A new study shows that over one million voters across the country, particularly in suburban areas, are switching parties ahead of November’s midterm elections, in a massive warning for the incumbent Democratic Party.
According to the study conducted by the Associated Press, over one million voters across 43 different states have changed their affiliations from Democrat to Republican over the course of the last year. Although the trend has been seen across all geographic areas, from rural areas to the cities, it is most common in the suburbs, often considered the key demographic in recent years. Among the areas that have seen this shift most notably are: Atlanta, Georgia; Denver, Colorado; Pittsburgh, Pennsylvania; Cleveland, Ohio; Raleigh, North Carolina; Harrisburg, Pennsylvania; Des Moines, Iowa; and Augusta, Georgia.
The information was compiled using voter registration data from the political data firm L2, which amounted to approximately 1.7 million voters switching parties over the last 12 months. L2 determined this information by combining state voter records with statistical modeling, which ultimately found that, of the 1.7 million voters who switched parties, just over one million switched from Democrat to Republican; the remaining 630,000 switched from Republican to Democrat.

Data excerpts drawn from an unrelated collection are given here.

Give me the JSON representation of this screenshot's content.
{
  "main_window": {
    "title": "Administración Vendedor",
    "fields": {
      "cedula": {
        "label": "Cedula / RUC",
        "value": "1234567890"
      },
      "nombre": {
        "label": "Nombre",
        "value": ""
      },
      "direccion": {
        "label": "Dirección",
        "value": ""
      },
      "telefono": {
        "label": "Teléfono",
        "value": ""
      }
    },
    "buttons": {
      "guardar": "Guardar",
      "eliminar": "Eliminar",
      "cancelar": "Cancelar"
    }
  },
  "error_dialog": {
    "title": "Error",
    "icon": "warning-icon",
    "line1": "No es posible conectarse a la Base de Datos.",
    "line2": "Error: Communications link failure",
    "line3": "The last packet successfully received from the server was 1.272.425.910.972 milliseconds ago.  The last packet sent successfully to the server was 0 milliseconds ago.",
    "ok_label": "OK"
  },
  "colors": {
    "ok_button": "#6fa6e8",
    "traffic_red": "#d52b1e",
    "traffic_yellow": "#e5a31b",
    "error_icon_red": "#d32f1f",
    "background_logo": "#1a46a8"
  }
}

Swing states have seen the greatest shifts in party registration, boosting the Republican Party’s chances in key races ahead of the midterms. In Iowa, Republicans now hold a roughly 2-to-1 advantage in party switches, and have a similar lead in Ohio. In Florida, over 70 percent of voters who switch parties are switching to the GOP; in Pennsylvania, 63 percent of voters switching parties are joining the GOP.
Some of the primary reasons behind this trend include the Democratic Party’s emphasis on forced coronavirus lockdowns and vaccine mandates, as well as indoctrination efforts in public schools trying to force children to learn about such radical concepts as Critical Race Theory (CRT) and transgenderism. Economic woes have also plagued the party since Joe Biden came to power, with inflation currently at 40-year highs and forcing prices up across the board, including the costs of gas and basic groceries.
Ben Smith, a suburban voter in Larimer County, Colorado, said that his decision to switch parties was “more so a rejection of the left than embracing the right.” Another Larimer County voter, Jessica Kroells, said that she ultimately felt that the Democratic Party had “left me behind.”
“The party itself is no longer Democrat,” Kroells added. “It’s progressive socialism.”